O resto do mundo parou


Estão naquela idade em que já não são crianças, ainda não são bem adultos, aquele período mágico, por vezes doloroso, onde tanta coisa marca, acontece, esquece, começa, acaba, e onde temos tudo pela frente como um caderno em branco.
Passaram a fase das orelhas muito grandes, ou das pernas que cresceram de repente o que lhes dá um ar desengonçado, ele já tem a voz firme de adulto, é alto, caramba são tão altos agora, crescem tão depressa, tem um olhar esquivo, o cabelo revolto, três mochilas, aquele ar de distraído atento.
Ela é baixinha, magra, mas já com o corpo torneado, com as formas de sereia como é típico nesta fase, com os cabelos longos, porque nalguma fase todas as raparigas tiveram cabelos longos, um sorriso que parece trazer mais sol à rua.
Primeiro falam de coisas triviais, eu saí para uma pausa, ele atende o telefone e diz “Sim, pai estou a caminho!”, ela ri, divertida.
Ele pergunta-lhe algo sobre um jogo, ela que sim que vai ver, ele fala num José, ela franze o sobrolho, espanta-se como uma flor ofendida, diz que nem o conhece muito bem, ele vai sussurrando algo sobre saírem os dois depois do jogo mas querer ter a certeza, porque afinal é amigo do José e não quer estar no caminho de ninguém, diz aquilo como se ensaiado muitas vezes, como aquele poema que nos calhou declamar em público e temos pavor de bloquear, não conseguir, gaguejar, enganar, esquecer…ela reafirma, não nem está nem aí com o José.

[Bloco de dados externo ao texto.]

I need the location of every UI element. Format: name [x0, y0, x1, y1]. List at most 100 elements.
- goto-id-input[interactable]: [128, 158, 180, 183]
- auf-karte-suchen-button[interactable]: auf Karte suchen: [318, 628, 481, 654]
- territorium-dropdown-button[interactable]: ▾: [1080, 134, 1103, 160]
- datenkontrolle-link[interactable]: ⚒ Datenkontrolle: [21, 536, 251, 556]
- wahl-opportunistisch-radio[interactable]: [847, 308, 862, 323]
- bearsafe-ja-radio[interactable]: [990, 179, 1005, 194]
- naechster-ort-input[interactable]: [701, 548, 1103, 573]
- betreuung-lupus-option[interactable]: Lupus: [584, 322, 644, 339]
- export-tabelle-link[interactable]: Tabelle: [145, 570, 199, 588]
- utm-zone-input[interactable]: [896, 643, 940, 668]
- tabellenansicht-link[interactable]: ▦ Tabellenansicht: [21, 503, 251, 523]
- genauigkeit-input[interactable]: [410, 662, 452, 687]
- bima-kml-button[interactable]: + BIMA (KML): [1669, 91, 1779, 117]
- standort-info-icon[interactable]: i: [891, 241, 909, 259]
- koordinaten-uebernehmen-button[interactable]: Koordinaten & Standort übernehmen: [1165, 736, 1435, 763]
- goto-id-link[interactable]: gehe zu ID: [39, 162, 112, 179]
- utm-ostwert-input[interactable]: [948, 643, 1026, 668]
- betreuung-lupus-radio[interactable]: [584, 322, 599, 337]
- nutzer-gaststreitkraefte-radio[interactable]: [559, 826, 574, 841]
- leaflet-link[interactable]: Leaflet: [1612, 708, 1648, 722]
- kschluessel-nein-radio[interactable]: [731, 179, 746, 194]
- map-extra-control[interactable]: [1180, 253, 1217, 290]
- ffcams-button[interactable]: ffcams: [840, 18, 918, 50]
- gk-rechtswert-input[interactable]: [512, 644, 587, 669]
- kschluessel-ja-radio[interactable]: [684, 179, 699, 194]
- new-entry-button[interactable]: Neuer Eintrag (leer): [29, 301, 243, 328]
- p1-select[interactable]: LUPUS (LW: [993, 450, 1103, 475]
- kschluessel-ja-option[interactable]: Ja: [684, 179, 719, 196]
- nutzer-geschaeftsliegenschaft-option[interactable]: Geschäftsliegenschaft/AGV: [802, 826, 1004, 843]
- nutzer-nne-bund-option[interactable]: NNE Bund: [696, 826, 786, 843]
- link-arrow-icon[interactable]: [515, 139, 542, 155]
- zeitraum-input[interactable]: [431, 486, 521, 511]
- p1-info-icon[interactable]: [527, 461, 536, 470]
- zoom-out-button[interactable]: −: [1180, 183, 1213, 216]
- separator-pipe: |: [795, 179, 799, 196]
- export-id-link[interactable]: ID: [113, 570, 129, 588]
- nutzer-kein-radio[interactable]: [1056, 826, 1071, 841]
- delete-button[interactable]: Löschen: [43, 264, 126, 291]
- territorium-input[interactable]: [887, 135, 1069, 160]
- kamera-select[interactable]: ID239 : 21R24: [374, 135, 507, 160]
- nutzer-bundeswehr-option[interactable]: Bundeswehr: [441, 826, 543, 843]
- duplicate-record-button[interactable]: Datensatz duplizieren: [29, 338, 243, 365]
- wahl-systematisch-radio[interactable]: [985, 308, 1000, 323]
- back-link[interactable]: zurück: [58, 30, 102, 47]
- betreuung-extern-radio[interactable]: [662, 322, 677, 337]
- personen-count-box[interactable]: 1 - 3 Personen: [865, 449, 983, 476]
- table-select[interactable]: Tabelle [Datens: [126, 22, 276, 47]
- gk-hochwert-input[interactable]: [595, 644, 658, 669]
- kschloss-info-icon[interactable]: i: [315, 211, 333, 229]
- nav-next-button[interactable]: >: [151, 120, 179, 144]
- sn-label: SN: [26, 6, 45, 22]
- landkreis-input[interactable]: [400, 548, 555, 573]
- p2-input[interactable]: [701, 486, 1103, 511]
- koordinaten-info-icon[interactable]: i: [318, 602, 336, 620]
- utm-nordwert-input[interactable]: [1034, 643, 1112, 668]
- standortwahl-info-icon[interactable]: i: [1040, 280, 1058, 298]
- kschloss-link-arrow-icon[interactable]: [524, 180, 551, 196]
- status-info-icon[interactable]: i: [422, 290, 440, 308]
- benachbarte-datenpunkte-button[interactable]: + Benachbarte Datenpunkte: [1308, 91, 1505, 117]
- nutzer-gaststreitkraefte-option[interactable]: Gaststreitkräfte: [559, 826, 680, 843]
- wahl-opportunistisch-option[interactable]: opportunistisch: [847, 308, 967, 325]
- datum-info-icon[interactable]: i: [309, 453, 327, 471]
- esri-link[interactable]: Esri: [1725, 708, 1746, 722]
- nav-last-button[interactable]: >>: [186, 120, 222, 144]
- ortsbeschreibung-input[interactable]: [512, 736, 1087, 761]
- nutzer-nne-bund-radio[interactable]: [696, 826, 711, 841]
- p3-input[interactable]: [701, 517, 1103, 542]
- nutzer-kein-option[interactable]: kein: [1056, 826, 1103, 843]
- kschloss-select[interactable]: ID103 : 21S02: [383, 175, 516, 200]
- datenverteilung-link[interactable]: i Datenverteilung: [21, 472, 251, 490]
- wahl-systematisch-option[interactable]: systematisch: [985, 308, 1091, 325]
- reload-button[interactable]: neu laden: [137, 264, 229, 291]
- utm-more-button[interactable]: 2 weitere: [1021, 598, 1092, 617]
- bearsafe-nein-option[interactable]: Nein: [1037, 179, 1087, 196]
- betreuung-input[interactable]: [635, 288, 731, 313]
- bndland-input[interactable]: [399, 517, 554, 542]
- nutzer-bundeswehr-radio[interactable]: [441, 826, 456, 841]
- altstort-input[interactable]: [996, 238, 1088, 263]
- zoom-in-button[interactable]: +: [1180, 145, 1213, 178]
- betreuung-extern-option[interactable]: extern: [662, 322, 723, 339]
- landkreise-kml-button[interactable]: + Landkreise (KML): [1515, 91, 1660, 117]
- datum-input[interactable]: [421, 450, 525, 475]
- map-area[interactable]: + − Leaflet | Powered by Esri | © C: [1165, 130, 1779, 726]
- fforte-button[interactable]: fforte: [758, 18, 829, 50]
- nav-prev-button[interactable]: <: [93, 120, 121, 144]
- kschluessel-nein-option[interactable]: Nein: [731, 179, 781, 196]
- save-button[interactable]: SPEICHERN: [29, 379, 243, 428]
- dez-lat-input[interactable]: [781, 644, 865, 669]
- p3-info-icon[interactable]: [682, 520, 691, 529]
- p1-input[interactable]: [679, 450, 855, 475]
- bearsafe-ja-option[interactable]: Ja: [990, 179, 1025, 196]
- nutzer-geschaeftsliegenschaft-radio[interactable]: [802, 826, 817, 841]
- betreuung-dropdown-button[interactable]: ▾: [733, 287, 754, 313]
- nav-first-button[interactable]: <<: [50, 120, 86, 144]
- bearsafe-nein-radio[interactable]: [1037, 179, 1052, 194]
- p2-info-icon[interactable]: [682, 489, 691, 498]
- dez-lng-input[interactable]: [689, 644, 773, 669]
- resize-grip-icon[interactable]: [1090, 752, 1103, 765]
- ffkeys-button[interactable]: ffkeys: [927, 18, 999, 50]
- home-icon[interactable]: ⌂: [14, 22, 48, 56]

Ele descontrai inteiro, ombros, ruga da testa, ar compenetrado, voz, costas, ela está rosada, corada.
Ele continua a falar, coisas muito triviais, mas ao mesmo tempo estende a mão e toca-lhe no cabelo, ela dá um passo em frente, ele sorri, acaricia a nuca, ela sorri, olham-se com aqueles olhares compridos, ele coloca-lhe o braço nos ombros ela encaixa-se nesse espaço, antes de sussurrar “até amanhã” ele beija-lha a medo o cabelo, ela fecha os olhos, cora sorri e murmura “até amanhã”.
Ele segue a rua a gingar com as mochilas, se lhe pedirem para dar um pontapé na lua, ele tenta, ela entra corada e de sorriso aberto, antes de ele chegar à esquina ela olha e ele vira-se, sorriem os dois.
Não dão pelo meu sorriso, nem por ninguém, naquele instante o sol brilha só para eles, os pássaros também chilreiam só para eles, desconfio que o sorriso continuou tatuado neles, em mim também.